Alvarez Marco A, Yan Changhui
Department of Computer Science, Utah State University, Logan, Utah 84322, USA.
J Bioinform Comput Biol. 2011 Dec;9(6):681-95. doi: 10.1142/s0219720011005641.
Existing methods for calculating semantic similarities between pairs of Gene Ontology (GO) terms and gene products often rely on external databases like Gene Ontology Annotation (GOA) that annotate gene products using the GO terms. This dependency leads to some limitations in real applications. Here, we present a semantic similarity algorithm (SSA), that relies exclusively on the GO. When calculating the semantic similarity between a pair of input GO terms, SSA takes into account the shortest path between them, the depth of their nearest common ancestor, and a novel similarity score calculated between the definitions of the involved GO terms. In our work, we use SSA to calculate semantic similarities between pairs of proteins by combining pairwise semantic similarities between the GO terms that annotate the involved proteins. The reliability of SSA was evaluated by comparing the resulting semantic similarities between proteins with the functional similarities between proteins derived from expert annotations or sequence similarity. Comparisons with existing state-of-the-art methods showed that SSA is highly competitive with the other methods. SSA provides a reliable measure for semantics similarity independent of external databases of functional-annotation observations.
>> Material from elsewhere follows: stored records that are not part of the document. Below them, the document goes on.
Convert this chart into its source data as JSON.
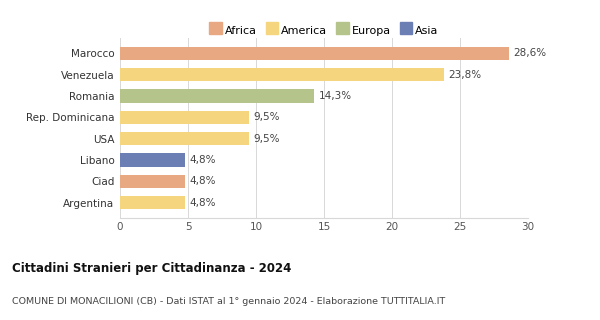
{
  "categories": [
    "Argentina",
    "Ciad",
    "Libano",
    "USA",
    "Rep. Dominicana",
    "Romania",
    "Venezuela",
    "Marocco"
  ],
  "values": [
    4.8,
    4.8,
    4.8,
    9.5,
    9.5,
    14.3,
    23.8,
    28.6
  ],
  "labels": [
    "4,8%",
    "4,8%",
    "4,8%",
    "9,5%",
    "9,5%",
    "14,3%",
    "23,8%",
    "28,6%"
  ],
  "colors": [
    "#f5d57e",
    "#e8a882",
    "#6b7fb5",
    "#f5d57e",
    "#f5d57e",
    "#b5c48a",
    "#f5d57e",
    "#e8a882"
  ],
  "legend_labels": [
    "Africa",
    "America",
    "Europa",
    "Asia"
  ],
  "legend_colors": [
    "#e8a882",
    "#f5d57e",
    "#b5c48a",
    "#6b7fb5"
  ],
  "title": "Cittadini Stranieri per Cittadinanza - 2024",
  "subtitle": "COMUNE DI MONACILIONI (CB) - Dati ISTAT al 1° gennaio 2024 - Elaborazione TUTTITALIA.IT",
  "xlim": [
    0,
    30
  ],
  "xticks": [
    0,
    5,
    10,
    15,
    20,
    25,
    30
  ],
  "background_color": "#ffffff",
  "bar_height": 0.62,
  "grid_color": "#d8d8d8"
}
用于计算基因本体论(GO)术语对和基因产物之间语义相似性的现有方法通常依赖于外部数据库,如基因本体论注释(GOA),该数据库使用GO术语对基因产物进行注释。这种依赖性在实际应用中导致了一些局限性。在此,我们提出一种语义相似性算法(SSA),它仅依赖于基因本体论。在计算一对输入GO术语之间的语义相似性时,SSA会考虑它们之间的最短路径、最近共同祖先的深度,以及在所涉及的GO术语定义之间计算的一种新颖的相似性得分。在我们的工作中,我们通过结合注释所涉及蛋白质的GO术语之间的成对语义相似性,使用SSA来计算蛋白质对之间的语义相似性。通过将蛋白质之间产生的语义相似性与源自专家注释或序列相似性的蛋白质功能相似性进行比较,评估了SSA的可靠性。与现有最先进方法的比较表明,SSA与其他方法具有高度竞争力。SSA提供了一种独立于功能注释观察外部数据库的可靠语义相似性度量。